Posted 14 dicembre 2012 in Albania, Kosovo, Slider with 0 Comments
di Davide Denti
Per un centenario non ci si fa mancare niente. Nel caso dell’Albania, è una bella polemica. Dopo il giorno delle celebrazioni – condite da una torta da 18 tonnellate cucinata in strada a Tirana e distribuita ai passanti - sono arrivate le dichiarazioni del premier Sali Berisha. Berisha, riferendosi al contesto storico del 1912, ha parlato di “terre albanesi” per quei territori che si estendono “da Prevez [in Grecia] a Presevo [in Serbia], da Skopje [in Macedonia] a Podgorica [in Montenegro]“. Il ministro degli esteri greco Avramopoulos, in risposta, ha cancellato la visita a Tirana, presto seguito dal presidente macedone Ivanov.

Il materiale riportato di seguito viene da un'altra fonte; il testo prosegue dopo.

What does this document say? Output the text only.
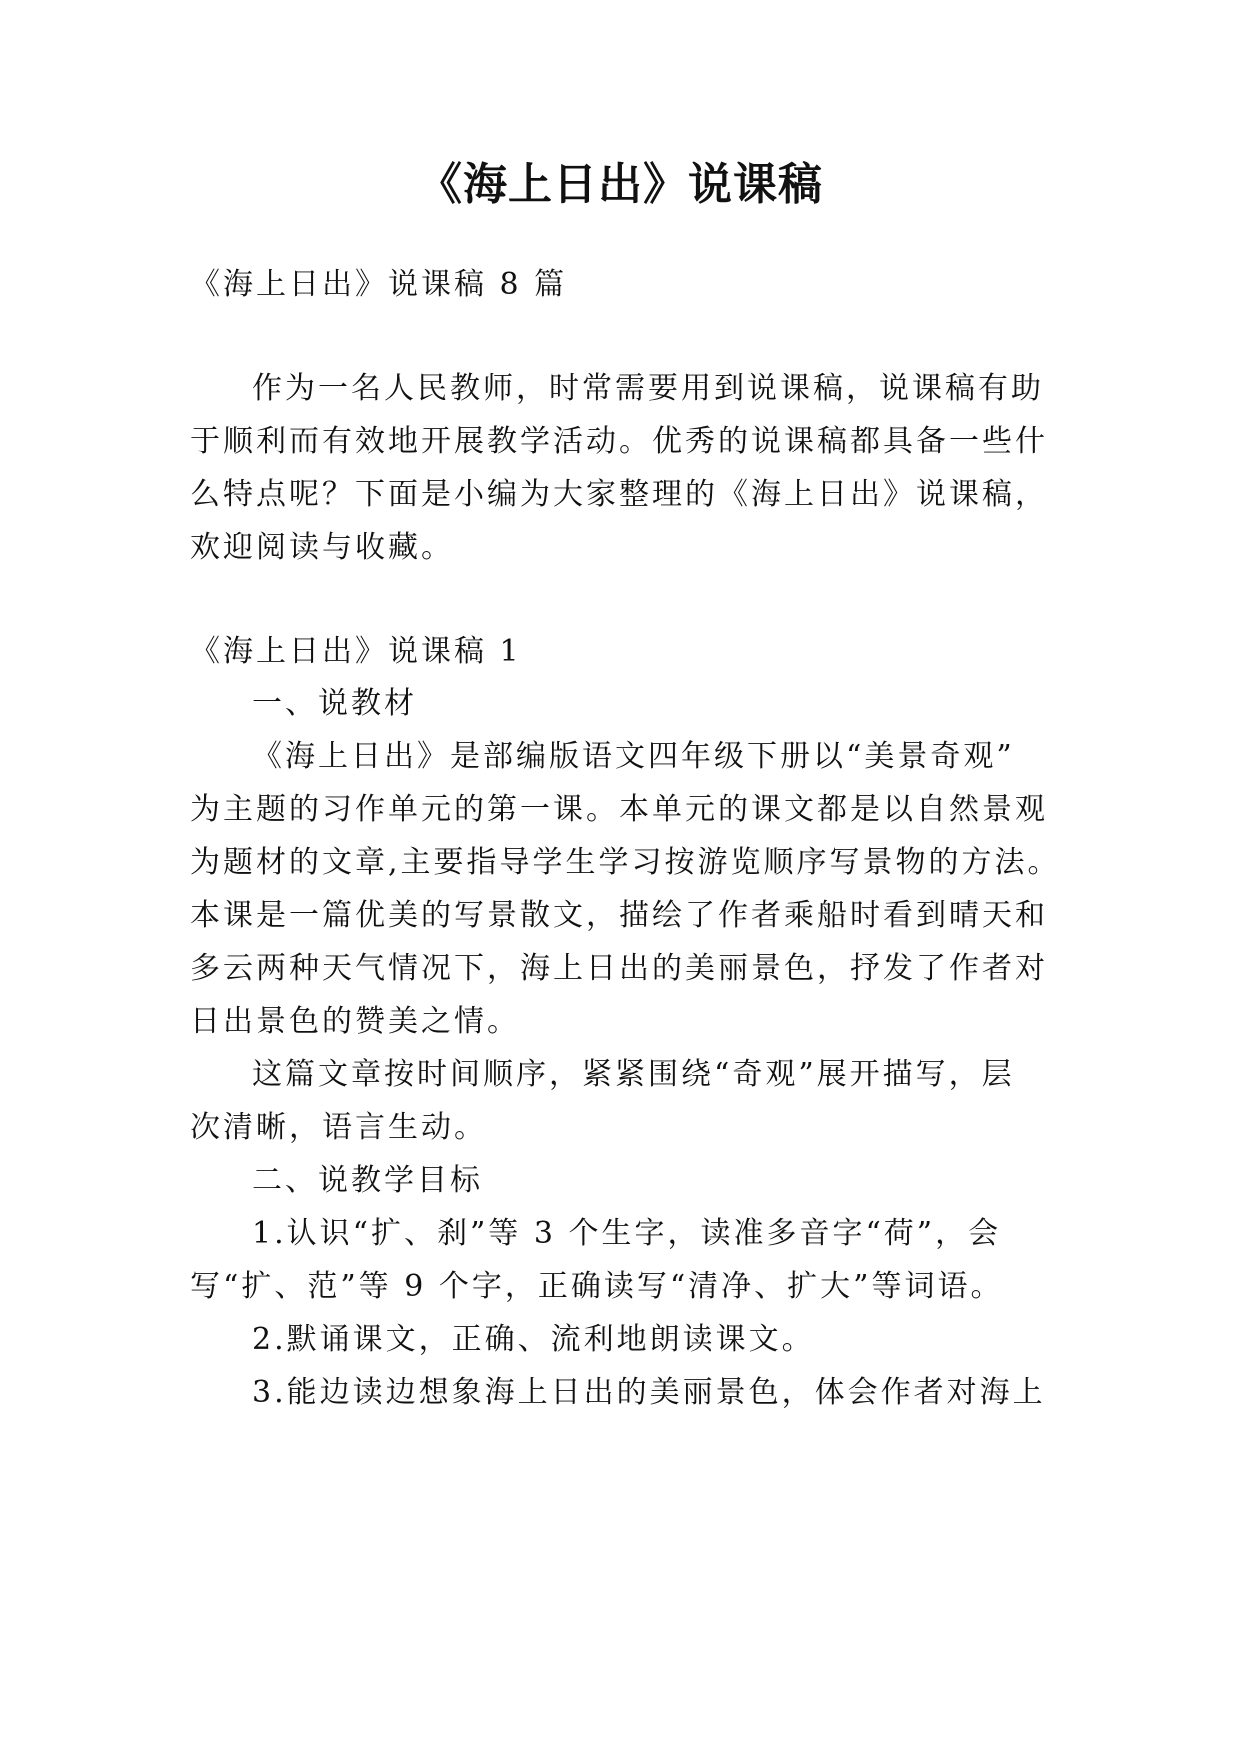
《海上日出》说课稿
《海上日出》说课稿 8 篇
作为一名人民教师，时常需要用到说课稿，说课稿有助
于顺利而有效地开展教学活动。优秀的说课稿都具备一些什
么特点呢？下面是小编为大家整理的《海上日出》说课稿，
欢迎阅读与收藏。
《海上日出》说课稿 1
一、说教材
《海上日出》是部编版语文四年级下册以“美景奇观”
为主题的习作单元的第一课。本单元的课文都是以自然景观
为题材的文章,主要指导学生学习按游览顺序写景物的方法。
本课是一篇优美的写景散文，描绘了作者乘船时看到晴天和
多云两种天气情况下，海上日出的美丽景色，抒发了作者对
日出景色的赞美之情。
这篇文章按时间顺序，紧紧围绕“奇观”展开描写，层
次清晰，语言生动。
二、说教学目标
1.认识“扩、刹”等 3 个生字，读准多音字“荷”，会
写“扩、范”等 9 个字，正确读写“清净、扩大”等词语。
2.默诵课文，正确、流利地朗读课文。
3.能边读边想象海上日出的美丽景色，体会作者对海上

Berisha ha rincarato la dose nei giorni successivi, quando a seguito di una riunione del governo a Valona, per celebrare la dichiarazione d’indipendenza, ha lanciato la passportisatsija shqipetara: “Vogliamo informare gli albanesi che il nostro governo sta pensando una legge per conferire la cittadinanza a tutti gli albanesi, ovunque essi vivano.” “Il nostro desiderio e di vedere tutti gli albanesi sparsi in diversi stati, uniti all’interno dei confini dell’Unione europea”. Dichiarazioni che, in primis, prescindono dalla distinzione tra cittadinanza, basata sulla lealtà alle strutture dello stato, e nazionalità su criteri etno-culturali. E che, necessariamente, hanno messo di nuovo sul chi vive i rappresentanti degli stati vicini, Macedonia e Grecia in primis.

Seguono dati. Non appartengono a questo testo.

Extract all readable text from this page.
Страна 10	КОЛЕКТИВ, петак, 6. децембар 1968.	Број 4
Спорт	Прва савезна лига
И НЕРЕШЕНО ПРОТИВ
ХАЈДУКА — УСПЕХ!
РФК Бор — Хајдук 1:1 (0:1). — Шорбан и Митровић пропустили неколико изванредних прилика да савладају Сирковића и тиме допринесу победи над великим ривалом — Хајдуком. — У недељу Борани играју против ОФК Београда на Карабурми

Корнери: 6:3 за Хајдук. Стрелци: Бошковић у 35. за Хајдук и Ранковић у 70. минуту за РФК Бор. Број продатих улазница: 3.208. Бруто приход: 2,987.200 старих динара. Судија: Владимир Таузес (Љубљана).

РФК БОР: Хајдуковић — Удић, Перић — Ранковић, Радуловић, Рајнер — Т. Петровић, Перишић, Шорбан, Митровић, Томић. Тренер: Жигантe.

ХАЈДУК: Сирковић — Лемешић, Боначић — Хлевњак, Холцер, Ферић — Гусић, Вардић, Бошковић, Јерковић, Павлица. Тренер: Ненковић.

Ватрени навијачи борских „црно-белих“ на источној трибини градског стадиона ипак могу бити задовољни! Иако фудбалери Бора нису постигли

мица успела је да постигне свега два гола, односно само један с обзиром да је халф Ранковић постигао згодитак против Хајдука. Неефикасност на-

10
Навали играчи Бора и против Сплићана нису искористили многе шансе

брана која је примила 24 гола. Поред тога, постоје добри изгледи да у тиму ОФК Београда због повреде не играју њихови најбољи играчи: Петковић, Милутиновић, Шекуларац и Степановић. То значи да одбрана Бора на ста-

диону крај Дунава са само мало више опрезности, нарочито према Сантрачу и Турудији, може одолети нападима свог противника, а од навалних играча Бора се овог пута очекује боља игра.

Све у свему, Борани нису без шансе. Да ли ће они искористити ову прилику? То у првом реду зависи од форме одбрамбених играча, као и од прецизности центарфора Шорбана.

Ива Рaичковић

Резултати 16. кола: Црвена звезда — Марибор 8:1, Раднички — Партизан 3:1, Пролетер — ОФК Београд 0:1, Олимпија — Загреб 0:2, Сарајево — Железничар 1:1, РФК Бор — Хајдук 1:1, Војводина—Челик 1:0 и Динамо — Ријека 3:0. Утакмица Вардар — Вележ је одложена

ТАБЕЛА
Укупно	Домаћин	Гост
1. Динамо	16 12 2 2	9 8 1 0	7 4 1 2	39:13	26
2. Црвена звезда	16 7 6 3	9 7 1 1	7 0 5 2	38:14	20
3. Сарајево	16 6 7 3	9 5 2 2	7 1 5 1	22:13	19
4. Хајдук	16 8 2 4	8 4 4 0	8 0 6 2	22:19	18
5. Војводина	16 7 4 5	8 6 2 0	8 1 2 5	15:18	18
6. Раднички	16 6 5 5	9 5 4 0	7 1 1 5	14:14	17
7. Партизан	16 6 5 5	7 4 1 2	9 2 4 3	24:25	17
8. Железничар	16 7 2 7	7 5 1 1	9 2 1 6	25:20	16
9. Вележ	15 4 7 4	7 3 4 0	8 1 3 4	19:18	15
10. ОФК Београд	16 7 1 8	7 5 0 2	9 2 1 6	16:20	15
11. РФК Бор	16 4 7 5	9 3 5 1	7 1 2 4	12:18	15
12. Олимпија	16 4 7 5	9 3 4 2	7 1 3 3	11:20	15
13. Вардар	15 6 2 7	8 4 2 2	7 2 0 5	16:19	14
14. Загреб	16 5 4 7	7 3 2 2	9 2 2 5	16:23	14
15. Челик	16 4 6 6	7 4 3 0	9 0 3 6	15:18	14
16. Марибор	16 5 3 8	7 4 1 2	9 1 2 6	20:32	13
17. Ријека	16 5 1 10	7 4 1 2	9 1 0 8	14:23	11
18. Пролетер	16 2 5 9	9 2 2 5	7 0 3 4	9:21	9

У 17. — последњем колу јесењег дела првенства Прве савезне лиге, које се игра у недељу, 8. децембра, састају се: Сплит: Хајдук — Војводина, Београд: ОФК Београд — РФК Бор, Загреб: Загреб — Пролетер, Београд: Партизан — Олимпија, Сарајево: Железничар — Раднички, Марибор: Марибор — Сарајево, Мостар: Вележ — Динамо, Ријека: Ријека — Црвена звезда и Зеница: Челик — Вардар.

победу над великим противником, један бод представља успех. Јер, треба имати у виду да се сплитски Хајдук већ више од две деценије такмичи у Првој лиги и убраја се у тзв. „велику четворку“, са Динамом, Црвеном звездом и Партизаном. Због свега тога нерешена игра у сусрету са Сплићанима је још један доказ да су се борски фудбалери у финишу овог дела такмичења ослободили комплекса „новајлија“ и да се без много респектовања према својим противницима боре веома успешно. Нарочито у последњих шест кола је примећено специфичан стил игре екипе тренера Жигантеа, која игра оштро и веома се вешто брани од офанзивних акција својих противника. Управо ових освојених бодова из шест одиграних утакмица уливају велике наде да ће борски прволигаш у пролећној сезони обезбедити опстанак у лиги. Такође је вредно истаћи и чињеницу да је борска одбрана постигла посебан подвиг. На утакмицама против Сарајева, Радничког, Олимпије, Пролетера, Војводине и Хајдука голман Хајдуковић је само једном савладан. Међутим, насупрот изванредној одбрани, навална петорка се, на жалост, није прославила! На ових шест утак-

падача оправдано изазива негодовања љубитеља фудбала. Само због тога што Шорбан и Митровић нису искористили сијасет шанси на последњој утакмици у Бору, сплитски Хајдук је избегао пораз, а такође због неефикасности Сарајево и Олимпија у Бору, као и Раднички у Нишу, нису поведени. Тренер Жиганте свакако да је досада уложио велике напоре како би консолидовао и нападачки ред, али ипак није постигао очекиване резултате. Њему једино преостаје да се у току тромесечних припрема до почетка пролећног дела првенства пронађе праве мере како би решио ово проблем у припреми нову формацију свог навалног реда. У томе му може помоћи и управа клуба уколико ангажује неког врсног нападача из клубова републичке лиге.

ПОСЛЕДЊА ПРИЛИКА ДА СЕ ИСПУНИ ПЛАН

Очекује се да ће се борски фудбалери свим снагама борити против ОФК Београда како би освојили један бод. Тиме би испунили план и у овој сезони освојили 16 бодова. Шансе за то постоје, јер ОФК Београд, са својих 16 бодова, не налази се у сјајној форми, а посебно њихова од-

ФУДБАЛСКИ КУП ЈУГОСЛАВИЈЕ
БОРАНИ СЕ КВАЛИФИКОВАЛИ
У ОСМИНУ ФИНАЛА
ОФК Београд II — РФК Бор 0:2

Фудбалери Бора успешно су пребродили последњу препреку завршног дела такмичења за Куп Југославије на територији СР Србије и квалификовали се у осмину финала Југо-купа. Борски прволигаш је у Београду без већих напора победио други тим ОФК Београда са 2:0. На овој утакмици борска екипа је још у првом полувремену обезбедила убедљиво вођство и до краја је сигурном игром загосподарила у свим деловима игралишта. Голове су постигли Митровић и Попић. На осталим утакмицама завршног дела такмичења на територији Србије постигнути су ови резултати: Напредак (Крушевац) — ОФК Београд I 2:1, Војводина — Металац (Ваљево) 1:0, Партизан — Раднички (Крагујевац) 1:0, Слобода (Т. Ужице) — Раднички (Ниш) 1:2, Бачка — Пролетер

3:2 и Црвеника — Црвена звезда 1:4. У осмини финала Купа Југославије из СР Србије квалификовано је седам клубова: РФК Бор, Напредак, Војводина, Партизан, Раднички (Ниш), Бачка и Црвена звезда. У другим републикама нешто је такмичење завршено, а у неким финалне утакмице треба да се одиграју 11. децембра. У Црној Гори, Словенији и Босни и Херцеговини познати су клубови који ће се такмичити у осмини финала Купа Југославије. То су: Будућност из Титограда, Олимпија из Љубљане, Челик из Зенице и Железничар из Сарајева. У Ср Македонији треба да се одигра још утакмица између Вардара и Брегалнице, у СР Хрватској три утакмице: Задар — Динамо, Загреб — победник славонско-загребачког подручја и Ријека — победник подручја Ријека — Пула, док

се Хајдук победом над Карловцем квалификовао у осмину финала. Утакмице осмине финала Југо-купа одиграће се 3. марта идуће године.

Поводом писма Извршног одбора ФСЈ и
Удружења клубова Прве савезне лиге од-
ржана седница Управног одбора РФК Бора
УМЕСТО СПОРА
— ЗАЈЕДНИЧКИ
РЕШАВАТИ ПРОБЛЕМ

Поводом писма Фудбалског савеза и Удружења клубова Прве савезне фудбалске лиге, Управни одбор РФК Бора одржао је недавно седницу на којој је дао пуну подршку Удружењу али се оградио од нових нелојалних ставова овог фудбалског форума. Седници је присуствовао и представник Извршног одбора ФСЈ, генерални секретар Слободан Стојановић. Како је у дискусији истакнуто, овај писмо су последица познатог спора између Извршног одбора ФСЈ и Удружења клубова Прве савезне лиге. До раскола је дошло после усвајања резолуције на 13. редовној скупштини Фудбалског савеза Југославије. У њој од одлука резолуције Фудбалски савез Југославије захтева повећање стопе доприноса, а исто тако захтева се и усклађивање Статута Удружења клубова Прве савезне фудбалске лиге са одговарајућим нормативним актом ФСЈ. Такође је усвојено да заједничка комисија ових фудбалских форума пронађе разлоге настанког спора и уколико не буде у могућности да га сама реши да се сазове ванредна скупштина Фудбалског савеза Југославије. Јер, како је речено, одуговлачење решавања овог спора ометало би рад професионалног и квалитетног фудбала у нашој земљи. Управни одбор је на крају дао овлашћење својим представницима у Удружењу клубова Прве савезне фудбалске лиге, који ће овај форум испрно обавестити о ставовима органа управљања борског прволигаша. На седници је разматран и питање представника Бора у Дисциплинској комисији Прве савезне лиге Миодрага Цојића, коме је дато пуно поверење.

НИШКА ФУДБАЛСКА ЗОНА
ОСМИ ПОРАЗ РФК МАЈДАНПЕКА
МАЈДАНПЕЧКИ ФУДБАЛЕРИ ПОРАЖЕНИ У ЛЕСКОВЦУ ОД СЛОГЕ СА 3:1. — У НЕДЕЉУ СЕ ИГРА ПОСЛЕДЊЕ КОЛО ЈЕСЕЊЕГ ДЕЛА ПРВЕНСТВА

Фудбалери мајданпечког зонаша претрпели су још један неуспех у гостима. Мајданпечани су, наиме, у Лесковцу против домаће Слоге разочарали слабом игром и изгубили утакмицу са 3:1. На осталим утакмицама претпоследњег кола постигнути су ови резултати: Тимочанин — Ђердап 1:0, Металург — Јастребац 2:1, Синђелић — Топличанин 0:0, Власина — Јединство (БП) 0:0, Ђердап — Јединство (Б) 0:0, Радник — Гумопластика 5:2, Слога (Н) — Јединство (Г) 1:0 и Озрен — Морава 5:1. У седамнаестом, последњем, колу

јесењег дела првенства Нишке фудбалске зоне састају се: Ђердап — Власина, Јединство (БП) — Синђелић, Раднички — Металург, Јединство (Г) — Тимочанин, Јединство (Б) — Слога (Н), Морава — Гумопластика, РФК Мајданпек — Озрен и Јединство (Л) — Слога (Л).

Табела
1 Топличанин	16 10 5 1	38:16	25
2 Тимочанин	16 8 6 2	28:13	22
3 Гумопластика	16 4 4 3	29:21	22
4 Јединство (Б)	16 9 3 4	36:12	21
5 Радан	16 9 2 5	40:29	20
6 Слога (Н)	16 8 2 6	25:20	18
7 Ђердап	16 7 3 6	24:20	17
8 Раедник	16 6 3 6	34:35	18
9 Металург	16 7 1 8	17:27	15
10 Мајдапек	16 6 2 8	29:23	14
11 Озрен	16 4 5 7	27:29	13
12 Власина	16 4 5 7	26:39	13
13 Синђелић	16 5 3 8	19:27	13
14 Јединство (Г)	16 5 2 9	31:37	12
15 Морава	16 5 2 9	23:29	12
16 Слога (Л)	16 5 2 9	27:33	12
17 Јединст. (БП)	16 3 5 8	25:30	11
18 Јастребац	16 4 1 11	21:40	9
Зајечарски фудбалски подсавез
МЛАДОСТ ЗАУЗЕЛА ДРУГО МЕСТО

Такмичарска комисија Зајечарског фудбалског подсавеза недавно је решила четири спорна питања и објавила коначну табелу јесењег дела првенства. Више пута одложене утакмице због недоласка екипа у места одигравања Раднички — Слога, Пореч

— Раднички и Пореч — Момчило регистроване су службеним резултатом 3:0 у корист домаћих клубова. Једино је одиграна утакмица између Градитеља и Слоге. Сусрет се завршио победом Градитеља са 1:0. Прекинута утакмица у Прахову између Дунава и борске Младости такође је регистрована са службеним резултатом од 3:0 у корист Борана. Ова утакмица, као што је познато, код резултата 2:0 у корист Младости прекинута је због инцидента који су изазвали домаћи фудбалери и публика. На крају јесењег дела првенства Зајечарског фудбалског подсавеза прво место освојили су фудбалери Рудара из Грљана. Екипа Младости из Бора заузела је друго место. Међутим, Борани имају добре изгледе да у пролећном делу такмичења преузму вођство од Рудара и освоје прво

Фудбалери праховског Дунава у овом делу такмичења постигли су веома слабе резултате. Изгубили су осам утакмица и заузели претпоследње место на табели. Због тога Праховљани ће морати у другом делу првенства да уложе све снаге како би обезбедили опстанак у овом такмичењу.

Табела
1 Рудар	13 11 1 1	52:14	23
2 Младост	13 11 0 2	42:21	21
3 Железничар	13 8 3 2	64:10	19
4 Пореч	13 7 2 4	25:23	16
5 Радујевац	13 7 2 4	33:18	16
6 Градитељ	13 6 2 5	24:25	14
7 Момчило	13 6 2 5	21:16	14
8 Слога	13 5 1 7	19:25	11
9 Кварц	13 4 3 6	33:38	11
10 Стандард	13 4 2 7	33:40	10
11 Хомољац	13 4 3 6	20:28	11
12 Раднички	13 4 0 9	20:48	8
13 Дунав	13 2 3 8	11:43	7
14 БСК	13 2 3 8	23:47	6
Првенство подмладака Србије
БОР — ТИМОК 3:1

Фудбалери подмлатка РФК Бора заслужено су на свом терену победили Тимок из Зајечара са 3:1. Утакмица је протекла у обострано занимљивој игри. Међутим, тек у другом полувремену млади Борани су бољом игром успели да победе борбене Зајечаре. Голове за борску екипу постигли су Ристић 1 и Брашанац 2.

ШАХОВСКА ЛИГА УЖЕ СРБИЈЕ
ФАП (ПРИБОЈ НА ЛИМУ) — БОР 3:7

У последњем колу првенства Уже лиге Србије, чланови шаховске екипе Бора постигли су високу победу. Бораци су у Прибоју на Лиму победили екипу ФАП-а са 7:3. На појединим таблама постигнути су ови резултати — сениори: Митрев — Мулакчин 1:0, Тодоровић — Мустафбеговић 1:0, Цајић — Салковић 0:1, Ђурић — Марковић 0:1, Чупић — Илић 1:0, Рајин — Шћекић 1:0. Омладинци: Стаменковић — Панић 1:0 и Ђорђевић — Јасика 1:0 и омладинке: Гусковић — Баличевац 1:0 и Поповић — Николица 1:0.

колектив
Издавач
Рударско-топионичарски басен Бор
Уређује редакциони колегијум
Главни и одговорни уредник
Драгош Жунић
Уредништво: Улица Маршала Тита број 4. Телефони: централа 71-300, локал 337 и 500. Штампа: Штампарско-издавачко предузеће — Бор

Il motivo di tale irritazione non riguarda tanto questioni di integrità territoriale, anche se questa è stata la prima reazione dei paesi vicini. I confini attuali, per quanto ancora contestati da qualche sparuto gruppo, sono ormai acquisiti, e la Grande Albania sembra un’idea grottesca, visti i problemi odierni dell’Albania stessa. Piuttosto, il rischio è di indebolire la difficile identificazione e lealtà tra minoranze albanofone e strutture statali; una questione che colpisce profondamente la Macedonia, dove il 20% di cittadini della minoranza albanofona sembra sempre più ritirarsi dalle strutture statali e dalla partecipazione al dibattito democratico, lasciando peraltro il campo libero, a Skopje, al nazionalismo vetero-macedone.
I primi a correre a farsi un passaporto albanese (se non l’hanno già) sarebbero certo i cittadini del Kosovo, ultimo territorio dei Balcani occidentali ad essere soggetto al regime dei visti per l’ingresso nei paesi Schengen dell’Unione Europea. La mossa complicherebbe le relazioni tra Pristina e Bruxelles, che non la vedrebbe bene. L’Albania ha una domanda di adesione all’UE ancora in sospeso dal 2009, dopo che per due anni Commissione e Consiglio UE hanno rifiutato di prenderla in considerazione per mancanza di rispetto dei criteri politici di Copenhagen. Se veramente la passportisatsija venisse messa in atto, l’Albania potrebbe perfino rischiare di finire di nuovo soggetta ai visti europei. Il processo di liberalizzazione dei visti, infatti, prevede che l’Albania si impegni a non concedere facilmente passaporti a cittadini di stati terzi. Infine, la proposta di Berisha avrebbe un’effetto destabilizzante anche sui colloqui Serbia-Kosovo, che procedono con inaspettata continuità dopo il cambio di governo a Belgrado, e dare fastidio allo stesso governo di Pristina, che punta sull’indipendenza anziché sull’integrazione con Tirana.
Ma Berisha è da prendere sul serio? Altri politici albanesi, come Ditmir Bushati, socialista e presidente della Commissione parlamentare sull’integrazione europea, hanno definito le dichiarazioni di Berisha “anacronistico nazionalismo”. E’ probabile che la boutade di Berisha resti tale e non si traduca in legislazione. Il nido di vespe sollevato dovrebbe tuttavia spronare la riflessione sul legame tra cittadinanza e nazionalità, nei Balcani, e su quanto lo state-building sia ancora troppo spesso inteso come la costruzione di stati-nazione basati su una nazionalità “titolare”.